Contributions to Trump accounts can be made by individuals, employers, pilot program funding, governmental or charitable organizations, and rollovers (from other Trump accounts).
Annual contributions up to $5,000 per child may be made by any individual (parent, grandparent, friend, etc.). Individual contributions are made on an after-tax basis, and no tax deduction is allowed in the year of contribution.
Employers may offer a salary reduction program for employees to contribute on a pre-tax basis. Employers may contribute up to $2,500 annually per employee, which may be allocated among multiple children. Employer contributions count toward the $5,000 annual limit for individuals. Additional Treasury and IRS guidance are required to define the coordination of employer contributions and salary deferral programs with existing law.
The federal pilot program will provide $1,000 to any U.S. citizen born between January 1, 2025, and December 31, 2028. Parents need only to open a child’s account to receive the $1,000 deposit.
Contributions made by governmental and charitable organizations allow for states and philanthropic organizations to support specific groups of account beneficiaries. There have been recent headlines about various organizations, celebrities, and jurisdictions that are pledging funds to help seed Trump accounts. Specifics and timing of these pledges remain unclear, but establishing a Trump account may make your child eligible if they fall into specific qualifying groups of beneficiaries.
Pilot program and governmental/charitable contributions do not count toward the annual $5,000 contribution limit. These contributions are not considered income at the time of funding but are treated as pre-tax for distribution purposes.
How Will the Accounts Grow?
Investment allocations are limited inside Trump accounts. Under current guidance, the investment choices are limited to US index funds. The intent is to encourage long-term growth with low-cost expense ratios.
Withdrawals and Tax Implications
The child cannot withdraw any funds before they reach age 18. On January 1st of the year the child turns 18, the Trump account is subject to standard IRA rules. The child may leave the account a Trump account or roll the balance to a new IRA. Funds distributed before age 59 ½ could be subject to a 10% penalty. There are exceptions to this rule for things like education, first time home purchase, birth or adoption, and other special circumstances.

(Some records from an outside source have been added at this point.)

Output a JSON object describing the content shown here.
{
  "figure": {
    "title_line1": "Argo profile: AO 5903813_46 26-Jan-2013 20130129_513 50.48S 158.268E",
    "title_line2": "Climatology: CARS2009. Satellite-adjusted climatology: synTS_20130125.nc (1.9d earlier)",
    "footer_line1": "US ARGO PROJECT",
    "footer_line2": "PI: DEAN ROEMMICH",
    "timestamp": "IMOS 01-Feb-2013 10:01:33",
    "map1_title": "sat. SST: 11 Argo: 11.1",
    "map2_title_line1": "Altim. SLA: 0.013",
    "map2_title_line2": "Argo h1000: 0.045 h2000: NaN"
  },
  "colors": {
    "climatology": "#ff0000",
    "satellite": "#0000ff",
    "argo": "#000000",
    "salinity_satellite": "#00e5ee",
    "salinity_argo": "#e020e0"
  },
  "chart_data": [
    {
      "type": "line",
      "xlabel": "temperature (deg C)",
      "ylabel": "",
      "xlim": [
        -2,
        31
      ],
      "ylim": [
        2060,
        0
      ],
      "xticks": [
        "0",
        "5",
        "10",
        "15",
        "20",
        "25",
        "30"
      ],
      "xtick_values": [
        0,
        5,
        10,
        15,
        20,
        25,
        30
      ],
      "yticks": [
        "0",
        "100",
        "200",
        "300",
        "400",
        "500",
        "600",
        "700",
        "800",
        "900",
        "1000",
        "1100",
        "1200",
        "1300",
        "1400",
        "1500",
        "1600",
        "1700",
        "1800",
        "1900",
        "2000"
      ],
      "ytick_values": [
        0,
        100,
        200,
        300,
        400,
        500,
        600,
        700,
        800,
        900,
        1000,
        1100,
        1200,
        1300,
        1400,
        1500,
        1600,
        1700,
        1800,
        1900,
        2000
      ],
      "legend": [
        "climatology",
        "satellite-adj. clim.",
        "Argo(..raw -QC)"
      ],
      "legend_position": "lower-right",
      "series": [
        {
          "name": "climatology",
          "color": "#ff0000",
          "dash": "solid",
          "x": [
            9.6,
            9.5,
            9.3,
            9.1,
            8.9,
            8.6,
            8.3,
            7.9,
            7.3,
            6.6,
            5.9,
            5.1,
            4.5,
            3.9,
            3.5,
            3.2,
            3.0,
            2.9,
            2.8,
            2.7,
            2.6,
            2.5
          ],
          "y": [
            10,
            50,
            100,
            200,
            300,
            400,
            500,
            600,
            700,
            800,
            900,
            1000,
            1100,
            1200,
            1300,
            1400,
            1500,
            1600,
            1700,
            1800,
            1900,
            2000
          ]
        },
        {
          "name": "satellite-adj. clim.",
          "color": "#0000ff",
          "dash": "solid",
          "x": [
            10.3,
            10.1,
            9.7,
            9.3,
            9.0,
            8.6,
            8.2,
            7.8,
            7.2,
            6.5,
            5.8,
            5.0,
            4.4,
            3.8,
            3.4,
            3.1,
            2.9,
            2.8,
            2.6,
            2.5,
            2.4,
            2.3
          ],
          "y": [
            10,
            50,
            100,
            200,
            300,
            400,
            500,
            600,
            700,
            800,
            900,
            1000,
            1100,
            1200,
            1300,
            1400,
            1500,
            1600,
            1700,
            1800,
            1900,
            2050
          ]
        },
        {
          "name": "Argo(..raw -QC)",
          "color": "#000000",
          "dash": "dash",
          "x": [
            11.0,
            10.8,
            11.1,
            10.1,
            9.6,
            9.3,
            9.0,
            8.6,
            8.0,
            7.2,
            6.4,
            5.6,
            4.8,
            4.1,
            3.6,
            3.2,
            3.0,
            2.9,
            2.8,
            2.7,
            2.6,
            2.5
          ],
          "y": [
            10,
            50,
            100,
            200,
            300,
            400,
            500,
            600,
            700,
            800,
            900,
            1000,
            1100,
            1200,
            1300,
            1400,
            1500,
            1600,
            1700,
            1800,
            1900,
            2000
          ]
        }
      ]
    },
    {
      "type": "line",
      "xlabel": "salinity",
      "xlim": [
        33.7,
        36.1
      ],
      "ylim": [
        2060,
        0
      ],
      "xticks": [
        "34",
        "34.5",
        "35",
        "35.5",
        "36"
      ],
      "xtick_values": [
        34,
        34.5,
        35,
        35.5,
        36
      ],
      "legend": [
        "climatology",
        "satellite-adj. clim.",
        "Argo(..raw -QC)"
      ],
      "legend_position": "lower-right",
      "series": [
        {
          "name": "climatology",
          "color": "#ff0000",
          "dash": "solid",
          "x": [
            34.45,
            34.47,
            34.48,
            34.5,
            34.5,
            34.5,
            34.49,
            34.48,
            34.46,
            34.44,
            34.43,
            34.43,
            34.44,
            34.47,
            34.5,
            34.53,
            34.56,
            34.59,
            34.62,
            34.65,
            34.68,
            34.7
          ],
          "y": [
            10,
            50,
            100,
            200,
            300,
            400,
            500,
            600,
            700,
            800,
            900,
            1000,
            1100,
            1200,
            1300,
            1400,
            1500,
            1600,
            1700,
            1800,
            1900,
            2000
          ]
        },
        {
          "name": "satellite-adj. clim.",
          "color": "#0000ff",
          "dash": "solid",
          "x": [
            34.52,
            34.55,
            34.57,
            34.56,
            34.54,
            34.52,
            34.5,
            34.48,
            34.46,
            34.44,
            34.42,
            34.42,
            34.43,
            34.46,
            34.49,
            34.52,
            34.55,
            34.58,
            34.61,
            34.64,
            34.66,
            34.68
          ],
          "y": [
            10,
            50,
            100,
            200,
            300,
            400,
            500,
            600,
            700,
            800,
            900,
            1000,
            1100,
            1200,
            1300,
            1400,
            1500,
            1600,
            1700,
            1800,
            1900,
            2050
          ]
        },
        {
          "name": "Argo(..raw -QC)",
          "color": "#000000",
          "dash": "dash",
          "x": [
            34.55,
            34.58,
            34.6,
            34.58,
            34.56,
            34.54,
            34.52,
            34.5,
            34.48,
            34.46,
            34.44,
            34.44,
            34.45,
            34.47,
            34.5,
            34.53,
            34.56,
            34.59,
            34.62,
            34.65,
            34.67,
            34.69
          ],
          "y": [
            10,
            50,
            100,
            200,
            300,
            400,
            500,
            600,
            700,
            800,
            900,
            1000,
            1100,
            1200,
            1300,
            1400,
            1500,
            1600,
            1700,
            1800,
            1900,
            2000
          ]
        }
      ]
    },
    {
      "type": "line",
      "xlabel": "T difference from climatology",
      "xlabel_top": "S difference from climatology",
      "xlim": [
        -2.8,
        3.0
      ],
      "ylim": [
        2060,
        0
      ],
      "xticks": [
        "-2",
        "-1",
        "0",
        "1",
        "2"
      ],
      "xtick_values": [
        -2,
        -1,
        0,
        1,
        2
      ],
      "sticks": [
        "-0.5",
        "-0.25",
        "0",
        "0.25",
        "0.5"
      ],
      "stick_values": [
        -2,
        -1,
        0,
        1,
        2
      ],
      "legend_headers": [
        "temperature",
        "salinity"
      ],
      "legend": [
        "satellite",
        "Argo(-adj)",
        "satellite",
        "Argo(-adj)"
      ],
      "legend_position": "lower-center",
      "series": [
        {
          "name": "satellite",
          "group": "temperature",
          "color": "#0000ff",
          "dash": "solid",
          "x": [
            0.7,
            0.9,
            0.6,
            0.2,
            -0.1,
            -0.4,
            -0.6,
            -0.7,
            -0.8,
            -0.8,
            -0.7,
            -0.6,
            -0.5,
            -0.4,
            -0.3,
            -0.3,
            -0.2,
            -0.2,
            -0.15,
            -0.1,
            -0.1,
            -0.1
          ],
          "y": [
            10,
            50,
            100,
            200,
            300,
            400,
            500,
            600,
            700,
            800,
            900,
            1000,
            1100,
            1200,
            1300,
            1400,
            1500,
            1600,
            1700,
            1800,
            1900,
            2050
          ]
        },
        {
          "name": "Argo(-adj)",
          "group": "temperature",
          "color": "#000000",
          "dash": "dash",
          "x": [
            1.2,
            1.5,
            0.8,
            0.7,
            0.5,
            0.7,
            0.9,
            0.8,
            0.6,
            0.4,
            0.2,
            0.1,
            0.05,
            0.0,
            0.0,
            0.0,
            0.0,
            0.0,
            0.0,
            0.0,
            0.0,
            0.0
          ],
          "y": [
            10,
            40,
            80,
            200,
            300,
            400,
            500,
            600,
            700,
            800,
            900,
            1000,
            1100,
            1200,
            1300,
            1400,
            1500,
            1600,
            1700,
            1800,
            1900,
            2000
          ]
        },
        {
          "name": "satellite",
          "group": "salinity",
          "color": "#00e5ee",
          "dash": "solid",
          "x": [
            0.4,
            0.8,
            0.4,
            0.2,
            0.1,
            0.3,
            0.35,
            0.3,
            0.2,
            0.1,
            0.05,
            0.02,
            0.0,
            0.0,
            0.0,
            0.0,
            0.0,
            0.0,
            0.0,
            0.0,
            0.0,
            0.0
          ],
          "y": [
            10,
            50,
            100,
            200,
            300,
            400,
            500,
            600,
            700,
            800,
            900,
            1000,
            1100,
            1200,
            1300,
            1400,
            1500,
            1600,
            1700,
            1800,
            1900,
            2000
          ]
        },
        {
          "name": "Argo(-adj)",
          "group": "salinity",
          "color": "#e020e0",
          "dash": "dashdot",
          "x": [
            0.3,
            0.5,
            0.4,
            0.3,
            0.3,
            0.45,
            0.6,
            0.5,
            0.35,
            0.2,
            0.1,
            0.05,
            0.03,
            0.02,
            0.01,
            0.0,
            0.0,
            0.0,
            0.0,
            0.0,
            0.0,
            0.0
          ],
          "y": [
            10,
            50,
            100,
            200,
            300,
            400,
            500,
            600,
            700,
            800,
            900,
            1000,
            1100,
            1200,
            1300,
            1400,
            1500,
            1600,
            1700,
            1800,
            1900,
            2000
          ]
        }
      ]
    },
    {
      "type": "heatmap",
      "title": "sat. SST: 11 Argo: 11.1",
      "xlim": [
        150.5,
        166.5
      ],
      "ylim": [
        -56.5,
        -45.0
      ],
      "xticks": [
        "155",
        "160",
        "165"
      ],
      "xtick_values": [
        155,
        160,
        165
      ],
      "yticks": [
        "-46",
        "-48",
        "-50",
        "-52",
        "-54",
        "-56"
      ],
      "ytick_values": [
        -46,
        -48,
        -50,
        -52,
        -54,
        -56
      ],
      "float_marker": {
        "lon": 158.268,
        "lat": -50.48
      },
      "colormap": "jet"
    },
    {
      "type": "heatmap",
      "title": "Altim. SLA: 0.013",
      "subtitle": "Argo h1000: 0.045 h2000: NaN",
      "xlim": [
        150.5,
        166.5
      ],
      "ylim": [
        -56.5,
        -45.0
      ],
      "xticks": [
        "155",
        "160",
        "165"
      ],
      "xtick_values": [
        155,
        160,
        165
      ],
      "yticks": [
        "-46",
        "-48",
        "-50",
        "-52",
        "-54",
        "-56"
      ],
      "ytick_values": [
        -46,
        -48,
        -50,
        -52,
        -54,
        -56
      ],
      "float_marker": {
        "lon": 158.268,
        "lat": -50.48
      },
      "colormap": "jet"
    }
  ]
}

Distributions from IRA accounts are subject to ordinary income tax rates. Depending on the source of contributions, an account may have a mix of both pre-tax and after-tax contributions. Tax liability on distributions will vary based on contribution sources and earnings.
Additional planning considerations:
- Trump accounts should be carefully considered against other savings options for children like custodial brokerage accounts, UGMA/UTMAs, 529s, or Roth IRA accounts.
- Further guidance is required to determine if contributions from individuals count towards annual gift exclusions.
- After the child turns 18, they can continue to contribute to the account, but standard IRA contribution rules apply and they must have earned income.
- After the growth period, there may be a significant opportunity for Roth conversions when a young adult is in a lower marginal tax bracket.
- After age 18, if the now *legal* adult is taking out distributions but is still claimed as a dependent of the parent, there may be a kiddie tax implication, meaning that the parents’ tax rate will apply to the distributions. This is also a consideration for any Roth conversions.
- Trump accounts are likely to be considered student assets and may impact eligibility for financial aid through FAFSA.